Major changes to the pig pricing system are happening just as the industry is returning to profitability. This follows announcements last Friday (23 August) that both Woodheads and Cranswick have decided to stop publishing weekly pig contract prices.
The majority of UK pigs are sold on a contracted basis with a much smaller number being traded on the spot market.
Although contract pig pricing arrangements may vary and were often previously tied to the Deadweight Adjusted Pig Price (DAPP), in 2009 Tulip, the largest pig processor in the country, introduced weekly announced contract prices that were known as “shout prices”.
Tulip’s move was followed by Cranswick, Woodheads, Gills and Karro (formerly Grampian and then Vion) and was seen as a way in which weekly contract prices could reflect weekly price movements. They also provided processors with a more flexible pricing system tied to their anticipation of future pigmeat values rather than being calculated against the DAPP.
It is estimated that about 25% of UK finished pigs traded are bought on the shout price system. At the time of its introduction in 2009, the Tulip shout price was 149p/kg (€1.74) deadweight and the DAPP was 149.66p/kg (€1.75).
Since then however, producers and marketing groups have complained that the shout price system has become more detached from spot prices and that the DAPP no longer accurately reflects market trends.
The DAPP of 167.86p (€1.96) for the week ended 17 August compares with the Tulip shout price of 163p/kg (€1.90) for the same week.
Because of a shortfall in European mainland pigmeat supplies, UK pig processors will be looking for larger volumes to make up the deficit and something of a sellers’ market is emerging.
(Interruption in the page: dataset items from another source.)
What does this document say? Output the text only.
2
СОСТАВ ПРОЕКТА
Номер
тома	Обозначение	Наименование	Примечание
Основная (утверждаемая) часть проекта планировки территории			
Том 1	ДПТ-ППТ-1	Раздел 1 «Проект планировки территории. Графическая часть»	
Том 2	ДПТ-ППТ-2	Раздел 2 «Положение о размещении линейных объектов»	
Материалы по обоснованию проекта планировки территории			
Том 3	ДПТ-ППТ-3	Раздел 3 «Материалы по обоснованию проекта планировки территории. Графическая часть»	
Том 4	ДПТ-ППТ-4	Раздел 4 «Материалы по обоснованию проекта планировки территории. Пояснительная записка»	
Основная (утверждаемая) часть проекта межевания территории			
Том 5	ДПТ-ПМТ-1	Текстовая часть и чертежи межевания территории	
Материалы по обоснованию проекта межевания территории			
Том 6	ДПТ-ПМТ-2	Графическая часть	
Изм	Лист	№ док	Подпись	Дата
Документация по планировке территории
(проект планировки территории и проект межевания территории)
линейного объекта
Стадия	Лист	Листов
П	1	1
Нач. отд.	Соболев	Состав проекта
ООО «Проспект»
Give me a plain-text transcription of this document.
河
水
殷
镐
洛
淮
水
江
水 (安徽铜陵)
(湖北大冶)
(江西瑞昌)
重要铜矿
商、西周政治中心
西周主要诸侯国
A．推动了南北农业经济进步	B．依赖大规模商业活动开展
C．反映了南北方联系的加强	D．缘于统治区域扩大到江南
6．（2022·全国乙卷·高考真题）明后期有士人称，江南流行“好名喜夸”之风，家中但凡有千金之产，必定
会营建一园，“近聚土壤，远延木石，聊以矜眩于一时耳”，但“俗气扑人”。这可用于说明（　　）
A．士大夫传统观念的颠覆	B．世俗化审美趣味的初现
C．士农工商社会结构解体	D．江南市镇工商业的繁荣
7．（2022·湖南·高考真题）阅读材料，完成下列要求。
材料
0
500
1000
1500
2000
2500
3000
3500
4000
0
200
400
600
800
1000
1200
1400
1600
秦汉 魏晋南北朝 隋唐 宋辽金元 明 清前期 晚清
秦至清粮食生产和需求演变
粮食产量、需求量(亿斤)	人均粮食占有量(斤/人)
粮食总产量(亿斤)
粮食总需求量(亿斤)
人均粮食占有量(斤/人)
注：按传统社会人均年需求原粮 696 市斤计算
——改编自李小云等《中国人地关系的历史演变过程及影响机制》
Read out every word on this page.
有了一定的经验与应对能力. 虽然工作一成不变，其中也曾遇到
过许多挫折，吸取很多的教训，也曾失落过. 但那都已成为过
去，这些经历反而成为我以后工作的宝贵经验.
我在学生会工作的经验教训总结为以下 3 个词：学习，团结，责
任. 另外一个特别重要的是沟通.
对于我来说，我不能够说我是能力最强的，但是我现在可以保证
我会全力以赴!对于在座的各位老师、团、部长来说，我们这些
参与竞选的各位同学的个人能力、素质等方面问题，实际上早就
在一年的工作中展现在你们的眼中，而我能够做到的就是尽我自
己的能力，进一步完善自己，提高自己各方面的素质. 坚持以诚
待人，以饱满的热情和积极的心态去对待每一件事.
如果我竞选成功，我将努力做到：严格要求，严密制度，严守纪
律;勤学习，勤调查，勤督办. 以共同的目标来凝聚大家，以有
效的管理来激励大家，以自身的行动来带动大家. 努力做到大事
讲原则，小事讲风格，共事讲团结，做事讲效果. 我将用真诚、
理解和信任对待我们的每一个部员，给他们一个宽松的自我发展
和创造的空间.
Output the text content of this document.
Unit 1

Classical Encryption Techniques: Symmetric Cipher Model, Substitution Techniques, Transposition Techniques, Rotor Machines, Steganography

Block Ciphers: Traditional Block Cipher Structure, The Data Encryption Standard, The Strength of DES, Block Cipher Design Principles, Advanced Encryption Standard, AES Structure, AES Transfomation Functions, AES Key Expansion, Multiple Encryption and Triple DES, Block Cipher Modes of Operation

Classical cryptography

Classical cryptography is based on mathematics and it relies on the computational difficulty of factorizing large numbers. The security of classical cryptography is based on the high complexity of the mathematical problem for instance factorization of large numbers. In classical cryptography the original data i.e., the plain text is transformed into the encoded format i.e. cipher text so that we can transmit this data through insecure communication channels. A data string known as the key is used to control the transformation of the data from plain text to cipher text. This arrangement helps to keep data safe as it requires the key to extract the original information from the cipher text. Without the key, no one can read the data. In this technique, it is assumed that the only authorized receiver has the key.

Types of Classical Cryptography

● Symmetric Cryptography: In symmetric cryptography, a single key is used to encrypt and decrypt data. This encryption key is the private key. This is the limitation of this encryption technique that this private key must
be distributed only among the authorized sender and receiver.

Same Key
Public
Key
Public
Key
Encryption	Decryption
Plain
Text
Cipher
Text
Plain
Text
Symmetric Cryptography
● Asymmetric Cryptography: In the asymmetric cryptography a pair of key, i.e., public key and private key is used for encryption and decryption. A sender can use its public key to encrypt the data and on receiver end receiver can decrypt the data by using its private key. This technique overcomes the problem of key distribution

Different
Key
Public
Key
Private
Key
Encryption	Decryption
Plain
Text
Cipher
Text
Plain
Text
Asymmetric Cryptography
A combination of supply chain shortages and the unpopularity of the shout price system has encouraged producers to serve notice on existing shout price contracts. Woodheads and Cranswick are already looking at more transparent pricing methods. Many of these could be based on a pricing matrix that could include elements of the DAPP, spot prices, a recalculated weekly price and in some cases a cost of production (COP) element too.
Although the National Pig Association (NPA) has welcomed the move away from weekly prices, it has also advised against the widespread use of DAPP-only price contracts. This is because the DAPP is in effect a self-feeding mechanism that may be too slow to react to market conditions.
The average weekly shout price for the three remaining weekly price abattoirs this week is 163.67/kg (€1.91). This compares with the DAPP, which stands at 167.72p/kg (€1.96) while spot bacon pigs are trading in the 173p/kg region.
At the same time the British Pig Executive (BPEX) is forecasting reductions in the supply chain with European mainland pigmeat production facing a shortfall in the final quarter of this year.
Based on data provided by the EU statistics organisation Eurostat, the number of pigs slaughtered in the October to December period could fall by 6%.
UK clean pig slaughterings were however 0.7% higher in July 2013 than in the same month the previous year and pig meat production increased by 1.6% over the same period.
Reports of dwindling European pig meat supplies are also underlined by further sharp rises in UK cull sow values and export abattoirs are now bidding in the 130p/kg (€1.52) region compared with 115p/kg (€1.34) this time a year ago.